マスコミも好意的
65歳未満で発症する若年性認知症(2009年公表の調査で推計約3万8000人)対策では、働き盛りの世代という高齢期とは違った生活課題があることを重視。本人や家族の専用相談窓口を2017年度末までに全都道府県に設け、支援団体と本人をつなぐ調整役を配置。周囲との交流や就労など社会参加を支援するとした。
介護者支援では、介護ロボットや歩行支援機などの開発支援も盛り込んだ。
地域ぐるみの取り組みとして、認知症で行方不明になる人の発見や保護のため、警察や住民が一体となった見守り体制を全国で整え、交通事故を防ぐ訪問指導や、詐欺などの被害に遭わないための相談体制も設けることを打ち出したほか、認知症になっても生きがいを持って暮らせるよう、就労継続のための支援、ボランティア活動など社会参加のための支援の強化も盛り込んだ。
国家戦略に、認知症家族団体関係者などから「国家戦略と位置付けたことに意義がある」「当事者の声を重視するという姿勢は評価する」など歓迎の声が出ている。日頃、政府の施策になにかと注文を付けるマスコミも、概して好意的な論調が目立つ。ただ、あくまで国家戦略は大枠の方向性を示すもので、具体化はこれからの課題になるため、「総論賛成で、まだケチをつけにくい」(全国紙記者)という面もある。
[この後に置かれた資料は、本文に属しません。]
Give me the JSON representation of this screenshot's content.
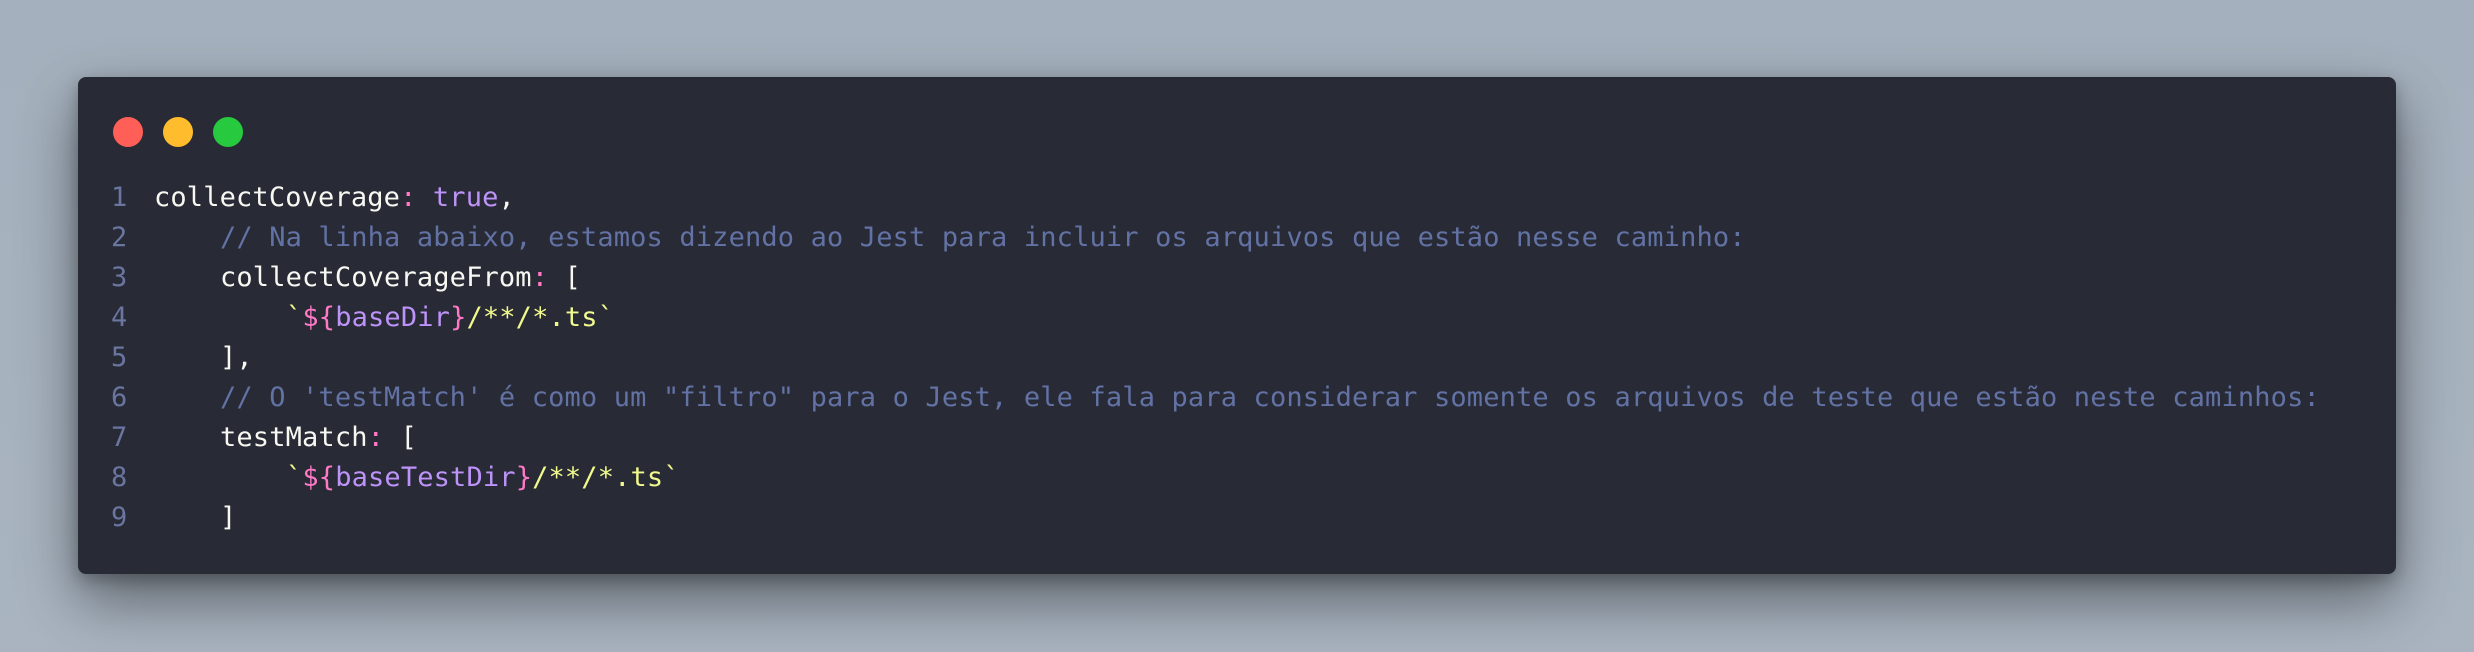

ある霞が関関係者は「早期発見が重要な一方、認知症だと知ることで本人や家族が絶望し、最悪の場合、鬱になってしまうなど、現実は一筋縄ではいかない。国家戦略の掛け声はいいが、2015年度から介護報酬が引き下げられ、家族への負担が重くなる懸念も根強いなど、財政状況が厳しい中で、個々の実情に合った対応をしていくのは簡単ではない」と指摘している。